Marcin z Krapkowic, także po raz trzeci jest na franciszkańskim spotkaniu młodych. Najbardziej zachwyca go modlitwa, której towarzyszy szczególny klimat i pieśni wykonywane przez młodych z doskonałą oprawą muzyczną. „Fajnie modlić się w gronie ludzi, których się zna” – mówi uczestnik. Ojcowie i bracia franciszkanie razem z młodymi grają w piłkę, tańczą i bawią się. Ich poczucie humoru ujawnia się m.in. poprzez bitwy na rymowanki, czy przepuszczanie w drzwiach za jeden uśmiech.

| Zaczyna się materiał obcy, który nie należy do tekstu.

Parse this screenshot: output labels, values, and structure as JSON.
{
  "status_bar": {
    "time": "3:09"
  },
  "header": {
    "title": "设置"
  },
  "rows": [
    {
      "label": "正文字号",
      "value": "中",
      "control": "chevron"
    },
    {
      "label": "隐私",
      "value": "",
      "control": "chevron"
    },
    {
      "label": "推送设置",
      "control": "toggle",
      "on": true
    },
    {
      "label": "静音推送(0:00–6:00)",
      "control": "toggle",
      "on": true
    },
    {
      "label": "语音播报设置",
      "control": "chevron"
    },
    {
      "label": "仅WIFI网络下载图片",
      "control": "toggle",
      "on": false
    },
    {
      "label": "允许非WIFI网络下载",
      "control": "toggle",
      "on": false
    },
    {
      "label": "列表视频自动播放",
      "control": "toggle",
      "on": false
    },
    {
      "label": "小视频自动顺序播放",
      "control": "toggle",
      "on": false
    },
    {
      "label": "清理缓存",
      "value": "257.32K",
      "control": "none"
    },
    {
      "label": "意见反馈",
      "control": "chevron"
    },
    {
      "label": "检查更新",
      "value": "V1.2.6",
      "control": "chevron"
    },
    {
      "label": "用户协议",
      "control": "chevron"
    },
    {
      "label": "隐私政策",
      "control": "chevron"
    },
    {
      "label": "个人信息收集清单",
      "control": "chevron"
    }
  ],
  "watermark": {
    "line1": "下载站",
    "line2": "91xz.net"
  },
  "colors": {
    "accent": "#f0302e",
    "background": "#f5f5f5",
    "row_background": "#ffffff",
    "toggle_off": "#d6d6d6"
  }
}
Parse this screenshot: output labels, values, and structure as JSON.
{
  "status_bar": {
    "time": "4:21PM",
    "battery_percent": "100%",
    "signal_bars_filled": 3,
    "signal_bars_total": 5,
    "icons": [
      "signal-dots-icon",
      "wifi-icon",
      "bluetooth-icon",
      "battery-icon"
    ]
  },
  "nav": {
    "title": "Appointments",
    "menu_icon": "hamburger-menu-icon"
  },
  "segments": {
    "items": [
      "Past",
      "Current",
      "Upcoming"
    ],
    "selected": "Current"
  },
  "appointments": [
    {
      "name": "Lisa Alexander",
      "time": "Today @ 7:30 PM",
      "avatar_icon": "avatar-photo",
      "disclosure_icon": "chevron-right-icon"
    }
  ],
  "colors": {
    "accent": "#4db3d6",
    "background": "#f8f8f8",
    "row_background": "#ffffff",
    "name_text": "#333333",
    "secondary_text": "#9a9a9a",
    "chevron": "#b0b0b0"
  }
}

Spora grupa osób z różnymi niepełnosprawnościami uczestniczy w Święcie Młodzieży. „Wcześniej bałem się i unikałem takich ludzi” – przyznaje Marcin. „Będąc na Górce można się przekonać, że to są normalne osoby i takie radosne. Mają dużo pozytywnej energii, chętnie się przytulają i uśmiechają bezinteresownie” – zaznacza.
Pierwsze Święto Młodzieży na Górze św. Anny odbyło się w po powodzi w 1997 roku. Podobne spotkania młodych, organizowane przez franciszkanów, odbywają się także w Wołczynie i Kalwarii Pacławskiej. W planie każdego dnia znajdą się: Eucharystia, praca w grupach, konferencje, spotkania z gośćmi, wieczorne koncerty oraz spektakle. W spotkaniu mogą uczestniczyć młodzi ludzie po II klasie gimnazjum. Szczegółowe informacje znajdują się na stronie www.swietomlodziezy.com.